20 febbraio 2012 07:290 commenti

Stretta finale sugli aiuti alla Grecia dopo l’approvazione da parte del parlamento greco delle nuove misure di austerity (compresi i 325 milioni di euro che ancora mancavano all’appello), che permetteranno ad Atene di beneficiare di risparmi per circa 3,3 miliardi di euro (quasi un punto e mezzo del pil) attraverso dolorosi tagli nel pubblico impiego, ai salari pubblici e alle pensioni. Stasera è in programma la riunione decisiva dell’Eurogruppo a Bruxelles, dove è volato anche il premier greco Lucas Papademos, che potrebbe partecipare all’incontro dei ministri finanziari dell’Ue-17. La comunicazione ufficiale del via libera agli aiuti alla Grecia dovrebbe avvenire stanotte o domani.

Atene riceverà così la seconda tranche di aiuti da 130 miliardi di euro, anche se la cifra potrebbe essere addirittura più elevata di 5 o 10 miliardi.
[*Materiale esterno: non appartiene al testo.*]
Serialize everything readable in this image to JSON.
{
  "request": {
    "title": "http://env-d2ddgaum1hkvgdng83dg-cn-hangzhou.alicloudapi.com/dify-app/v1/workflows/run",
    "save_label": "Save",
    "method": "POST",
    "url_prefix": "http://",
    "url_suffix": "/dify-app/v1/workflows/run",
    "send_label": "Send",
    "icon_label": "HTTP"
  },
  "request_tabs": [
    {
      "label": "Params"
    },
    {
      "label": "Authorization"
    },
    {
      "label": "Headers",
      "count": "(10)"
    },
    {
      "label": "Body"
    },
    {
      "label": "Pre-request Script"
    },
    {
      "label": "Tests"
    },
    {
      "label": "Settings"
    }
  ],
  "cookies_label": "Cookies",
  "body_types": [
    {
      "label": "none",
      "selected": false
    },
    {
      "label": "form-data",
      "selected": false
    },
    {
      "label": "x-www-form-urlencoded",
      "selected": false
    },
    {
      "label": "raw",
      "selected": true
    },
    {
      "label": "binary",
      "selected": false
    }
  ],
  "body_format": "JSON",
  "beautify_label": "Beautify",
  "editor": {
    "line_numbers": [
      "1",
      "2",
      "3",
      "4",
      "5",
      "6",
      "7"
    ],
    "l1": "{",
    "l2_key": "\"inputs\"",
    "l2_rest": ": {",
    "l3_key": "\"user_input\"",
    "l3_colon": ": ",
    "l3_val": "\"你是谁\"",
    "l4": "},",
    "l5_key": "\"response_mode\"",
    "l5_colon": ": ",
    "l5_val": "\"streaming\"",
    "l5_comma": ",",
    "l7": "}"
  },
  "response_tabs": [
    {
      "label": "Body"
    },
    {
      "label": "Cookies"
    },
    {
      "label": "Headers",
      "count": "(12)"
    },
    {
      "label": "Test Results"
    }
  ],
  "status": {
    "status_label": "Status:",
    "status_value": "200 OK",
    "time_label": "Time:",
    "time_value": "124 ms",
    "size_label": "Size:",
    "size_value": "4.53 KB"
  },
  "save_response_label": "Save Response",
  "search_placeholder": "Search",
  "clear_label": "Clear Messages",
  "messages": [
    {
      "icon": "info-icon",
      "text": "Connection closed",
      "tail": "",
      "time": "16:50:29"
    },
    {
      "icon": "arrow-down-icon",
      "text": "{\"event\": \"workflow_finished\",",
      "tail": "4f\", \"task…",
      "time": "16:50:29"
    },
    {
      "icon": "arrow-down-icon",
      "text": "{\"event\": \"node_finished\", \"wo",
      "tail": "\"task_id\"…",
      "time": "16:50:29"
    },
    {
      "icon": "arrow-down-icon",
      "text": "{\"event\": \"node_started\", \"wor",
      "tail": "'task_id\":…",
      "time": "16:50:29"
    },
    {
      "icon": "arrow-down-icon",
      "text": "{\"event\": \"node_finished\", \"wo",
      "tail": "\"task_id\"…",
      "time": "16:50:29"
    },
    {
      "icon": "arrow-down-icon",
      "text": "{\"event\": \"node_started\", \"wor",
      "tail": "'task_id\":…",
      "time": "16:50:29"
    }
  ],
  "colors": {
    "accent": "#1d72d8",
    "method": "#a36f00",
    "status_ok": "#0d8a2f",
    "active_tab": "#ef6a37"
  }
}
Il primo pacchetto di salvataggio della Grecia fu pari a 110 miliardi di euro e risale al maggio 2010. Restano, però, forti dubbi sulla capacità del paese di diminuire il rapporto debito/pil al 120% nel 2020 dall’attuale 160%, mentre Germania e Francia chiedono sempre l’istituzione (e la sorveglianza) di un conto bloccato dove far confluire parte degli aiuti che la Grecia dovrà utilizzare per rimborsare il suo debito.

Resta poi da sciogliere il nodo della ristrutturazione del debito con i creditori privati. L’accordo definitivo dovrebbe arrivare il prossimo 11 marzo, a tre giorni dalla scadenza dei 14,5 miliardi di titoli di stato locali. La rinegoziazione del debito permetterà ad Atene di ridurre il debito complessivo di 100 miliardi di euro, con una perdita per i privati intorno al 50% del valore facciale dei 200 miliardi di titoli greci di medio-lungo periodo detenuti in portfolio. L’haircut sarà pari al 70% con allungamento delle scadenze a 30 anni per i titoli di nuova emissione ad un tasso medio del 3,7%.